Clin
Cardiol 2000 Aug;23(8):580-6
Clinical and nonclinical correlates of racial and ethnic differences
in recommendation patterns for coronary revascularization.
Barnhart JM, Wassertheil-Smoller S, Monrad ES.
Department of Epidemiology, Albert Einstein College of Medicine, Bronx,
New York, USA.
BACKGROUND: We sought to determine whether gender or
racial differences exist in recommendations for coronary revascularization
in a multiracial patient population undergoing their first coronary angiography
at an academic institution from 1990-1993 for the evaluation of coronary
artery disease (CAD).
HYPOTHESIS: For patients with clinically significant
CAD, no racial differences exist in the recommendation to revascularization
following coronary angiography.
METHODS: The main outcome measure was a recommendation
for coronary revascularization such as percutaneous transluminal coronary
angioplasty (PTCA) or coronary artery bypass graft (CABG) for patients
with clinically significant CAD (n = 590). The primary multiple logistic
regression analysis focused on only those patients with angiographically
severe disease, defined as triple-vessel or left main CAD (n = 180). Race
was trichotomized into Hispanic, black, and white to ascertain whether
any differential effects of race/ethnicity existed while controlling for
age, gender, ejection fraction, angina, diabetes, hypertension, and peripheral
vascular disease. A medical record review for all patients with severe
CAD, who were given a recommendation for medical therapy, was conducted
to ascertain whether previously unmeasured clinical factors or nonclinical
factors may have precluded a PTCA/CABG recommendation.
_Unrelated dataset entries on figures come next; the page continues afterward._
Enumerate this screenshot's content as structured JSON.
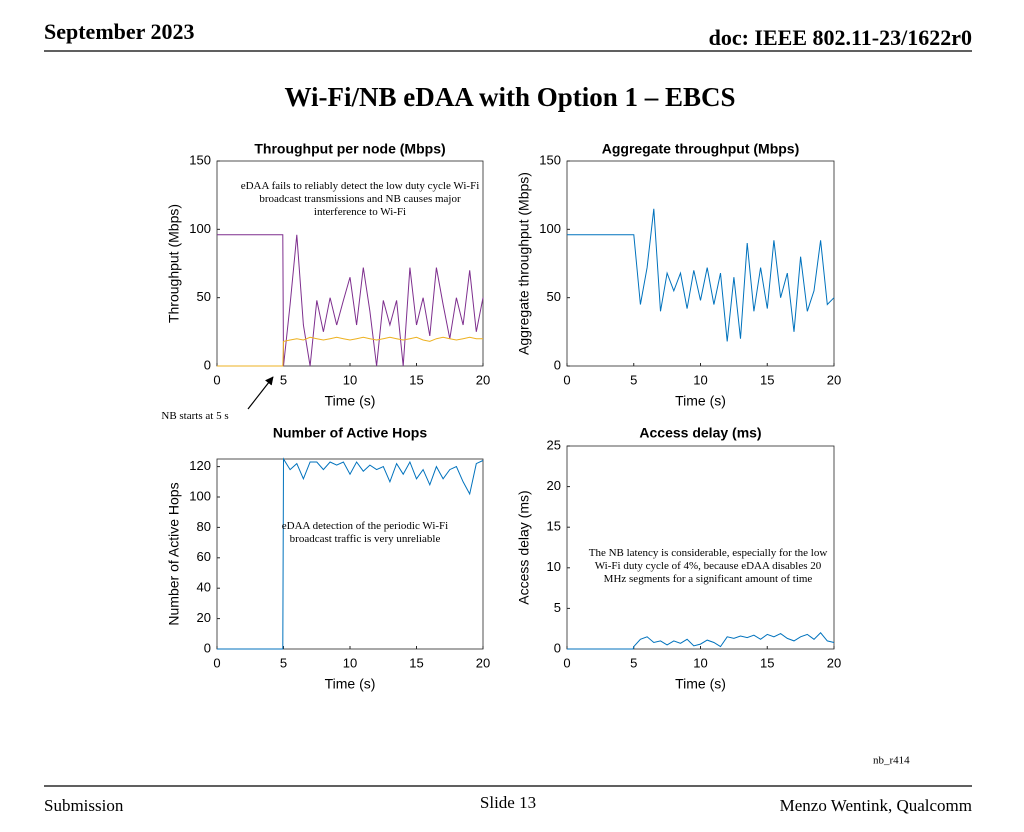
{
  "header": {
    "date": "September 2023",
    "doc": "doc: IEEE 802.11-23/1622r0"
  },
  "title": "Wi-Fi/NB eDAA with Option 1 – EBCS",
  "note": "nb_r414",
  "footer": {
    "left": "Submission",
    "center": "Slide 13",
    "right": "Menzo Wentink, Qualcomm"
  },
  "chart_data": [
    {
      "type": "line",
      "title": "Throughput per node (Mbps)",
      "xlabel": "Time (s)",
      "ylabel": "Throughput (Mbps)",
      "xlim": [
        0,
        20
      ],
      "xticks": [
        0,
        5,
        10,
        15,
        20
      ],
      "ylim": [
        0,
        150
      ],
      "yticks": [
        0,
        50,
        100,
        150
      ],
      "annotations": [
        "eDAA fails to reliably detect the low duty cycle Wi-Fi broadcast transmissions and NB causes major interference to Wi-Fi",
        "NB starts at 5 s"
      ],
      "x": [
        0,
        4.95,
        5,
        5.5,
        6,
        6.5,
        7,
        7.5,
        8,
        8.5,
        9,
        9.5,
        10,
        10.5,
        11,
        11.5,
        12,
        12.5,
        13,
        13.5,
        14,
        14.5,
        15,
        15.5,
        16,
        16.5,
        17,
        17.5,
        18,
        18.5,
        19,
        19.5,
        20
      ],
      "series": [
        {
          "color": "#7e2f8e",
          "values": [
            96,
            96,
            0,
            45,
            96,
            30,
            0,
            48,
            25,
            50,
            30,
            48,
            65,
            30,
            72,
            40,
            0,
            48,
            30,
            48,
            0,
            72,
            30,
            50,
            22,
            72,
            45,
            20,
            50,
            30,
            70,
            25,
            50
          ]
        },
        {
          "color": "#edb120",
          "values": [
            0,
            0,
            18,
            19,
            20,
            19,
            21,
            20,
            19,
            20,
            21,
            20,
            19,
            20,
            21,
            20,
            19,
            20,
            21,
            20,
            19,
            20,
            21,
            19,
            18,
            20,
            21,
            20,
            19,
            20,
            21,
            20,
            20
          ]
        }
      ]
    },
    {
      "type": "line",
      "title": "Aggregate throughput (Mbps)",
      "xlabel": "Time (s)",
      "ylabel": "Aggregate throughput (Mbps)",
      "xlim": [
        0,
        20
      ],
      "xticks": [
        0,
        5,
        10,
        15,
        20
      ],
      "ylim": [
        0,
        150
      ],
      "yticks": [
        0,
        50,
        100,
        150
      ],
      "annotations": [],
      "x": [
        0,
        4.95,
        5,
        5.5,
        6,
        6.5,
        7,
        7.5,
        8,
        8.5,
        9,
        9.5,
        10,
        10.5,
        11,
        11.5,
        12,
        12.5,
        13,
        13.5,
        14,
        14.5,
        15,
        15.5,
        16,
        16.5,
        17,
        17.5,
        18,
        18.5,
        19,
        19.5,
        20
      ],
      "series": [
        {
          "color": "#0072bd",
          "values": [
            96,
            96,
            96,
            45,
            72,
            115,
            40,
            68,
            55,
            68,
            42,
            70,
            48,
            72,
            45,
            68,
            18,
            65,
            20,
            90,
            40,
            72,
            42,
            92,
            50,
            68,
            25,
            80,
            40,
            55,
            92,
            45,
            50
          ]
        }
      ]
    },
    {
      "type": "line",
      "title": "Number of Active Hops",
      "xlabel": "Time (s)",
      "ylabel": "Number of Active Hops",
      "xlim": [
        0,
        20
      ],
      "xticks": [
        0,
        5,
        10,
        15,
        20
      ],
      "ylim": [
        0,
        125
      ],
      "yticks": [
        0,
        20,
        40,
        60,
        80,
        100,
        120
      ],
      "annotations": [
        "eDAA detection of the periodic Wi-Fi broadcast traffic is very unreliable"
      ],
      "x": [
        0,
        4.95,
        5,
        5.5,
        6,
        6.5,
        7,
        7.5,
        8,
        8.5,
        9,
        9.5,
        10,
        10.5,
        11,
        11.5,
        12,
        12.5,
        13,
        13.5,
        14,
        14.5,
        15,
        15.5,
        16,
        16.5,
        17,
        17.5,
        18,
        18.5,
        19,
        19.5,
        20
      ],
      "series": [
        {
          "color": "#0072bd",
          "values": [
            0,
            0,
            125,
            118,
            122,
            112,
            123,
            123,
            118,
            123,
            121,
            123,
            115,
            123,
            117,
            121,
            118,
            120,
            110,
            122,
            115,
            123,
            112,
            118,
            108,
            120,
            112,
            118,
            120,
            110,
            102,
            122,
            124
          ]
        }
      ]
    },
    {
      "type": "line",
      "title": "Access delay (ms)",
      "xlabel": "Time (s)",
      "ylabel": "Access delay (ms)",
      "xlim": [
        0,
        20
      ],
      "xticks": [
        0,
        5,
        10,
        15,
        20
      ],
      "ylim": [
        0,
        25
      ],
      "yticks": [
        0,
        5,
        10,
        15,
        20,
        25
      ],
      "annotations": [
        "The NB latency is considerable, especially for the low Wi-Fi duty cycle of 4%, because eDAA disables 20 MHz segments for a significant amount of time"
      ],
      "x": [
        0,
        4.95,
        5,
        5.5,
        6,
        6.5,
        7,
        7.5,
        8,
        8.5,
        9,
        9.5,
        10,
        10.5,
        11,
        11.5,
        12,
        12.5,
        13,
        13.5,
        14,
        14.5,
        15,
        15.5,
        16,
        16.5,
        17,
        17.5,
        18,
        18.5,
        19,
        19.5,
        20
      ],
      "series": [
        {
          "color": "#0072bd",
          "values": [
            0,
            0,
            0.3,
            1.2,
            1.5,
            0.8,
            1.0,
            0.5,
            1.0,
            0.7,
            1.2,
            0.4,
            0.6,
            1.1,
            0.8,
            0.3,
            1.5,
            1.3,
            1.6,
            1.4,
            1.7,
            1.2,
            1.8,
            1.5,
            1.9,
            1.3,
            1.0,
            1.5,
            1.8,
            1.2,
            2.0,
            1.0,
            0.8
          ]
        }
      ]
    }
  ]
}
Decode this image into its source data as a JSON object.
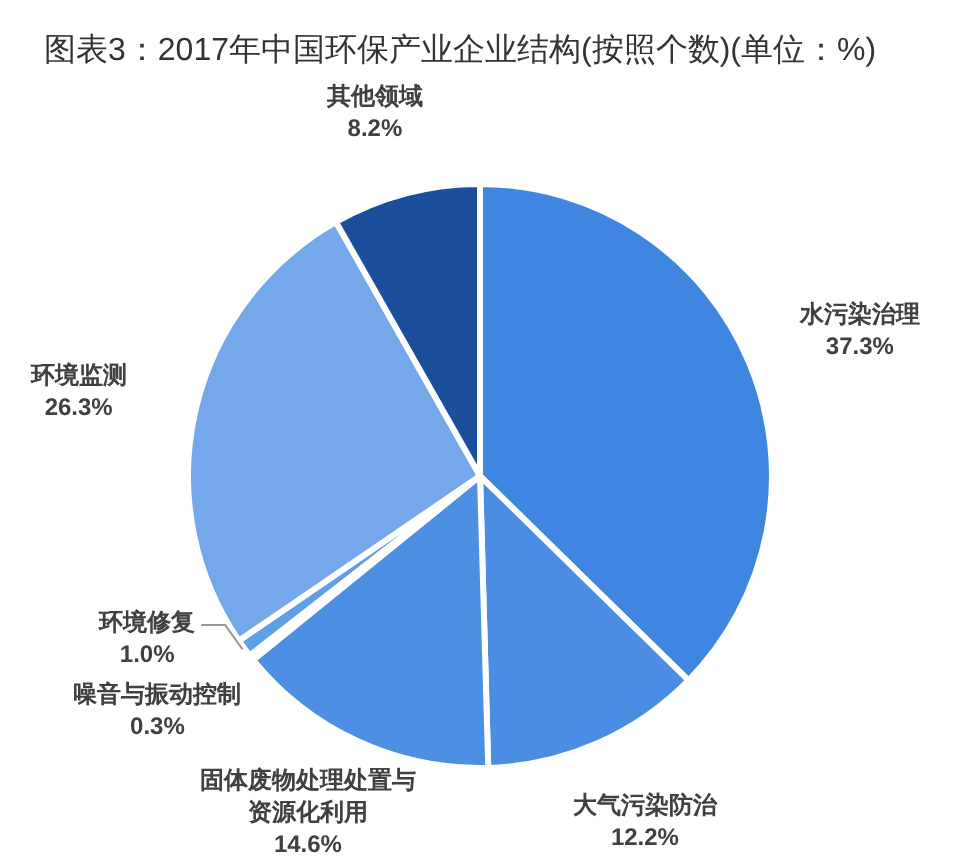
{
  "chart_data": {
    "type": "pie",
    "title": "图表3：2017年中国环保产业企业结构(按照个数)(单位：%)",
    "categories": [
      "水污染治理",
      "大气污染防治",
      "固体废物处理处置与资源化利用",
      "噪音与振动控制",
      "环境修复",
      "环境监测",
      "其他领域"
    ],
    "values": [
      37.3,
      12.2,
      14.6,
      0.3,
      1.0,
      26.3,
      8.2
    ],
    "value_labels": [
      "37.3%",
      "12.2%",
      "14.6%",
      "0.3%",
      "1.0%",
      "26.3%",
      "8.2%"
    ],
    "colors": [
      "#3f86e0",
      "#4a8de2",
      "#4c8fe3",
      "#5597e5",
      "#5f9fe7",
      "#74a8eb",
      "#1b4e9b"
    ]
  }
}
RESULTS: Hispanics with severe disease were significantly
less likely than whites to be given a recommendation for PTCA/CABG following
angiography [odds ratio (OR) = 0.39; 95% confidence interval (CI) (0.17,
0.92)]. Blacks were 67% as likely as whites to be given such a recommendation
[OR = 0.67; 95% CI (0.17, 2.71)]. Medical records, reviewed for 35 of
40 of these patients given a recommendation for medical therapy, revealed
that 6 patients eventually had PTCA/CABG within 6 months due to precipitating
ischemic events; 9 had such severe or diffuse disease that revascularization
did not appear to be an alternative, and 2 patients opted for medical
therapy.
CONCLUSIONS: Racial differences were manifested in the
recommendations made following angiography and may be explained by previously
unmeasured clinical as well as nonclinical factors.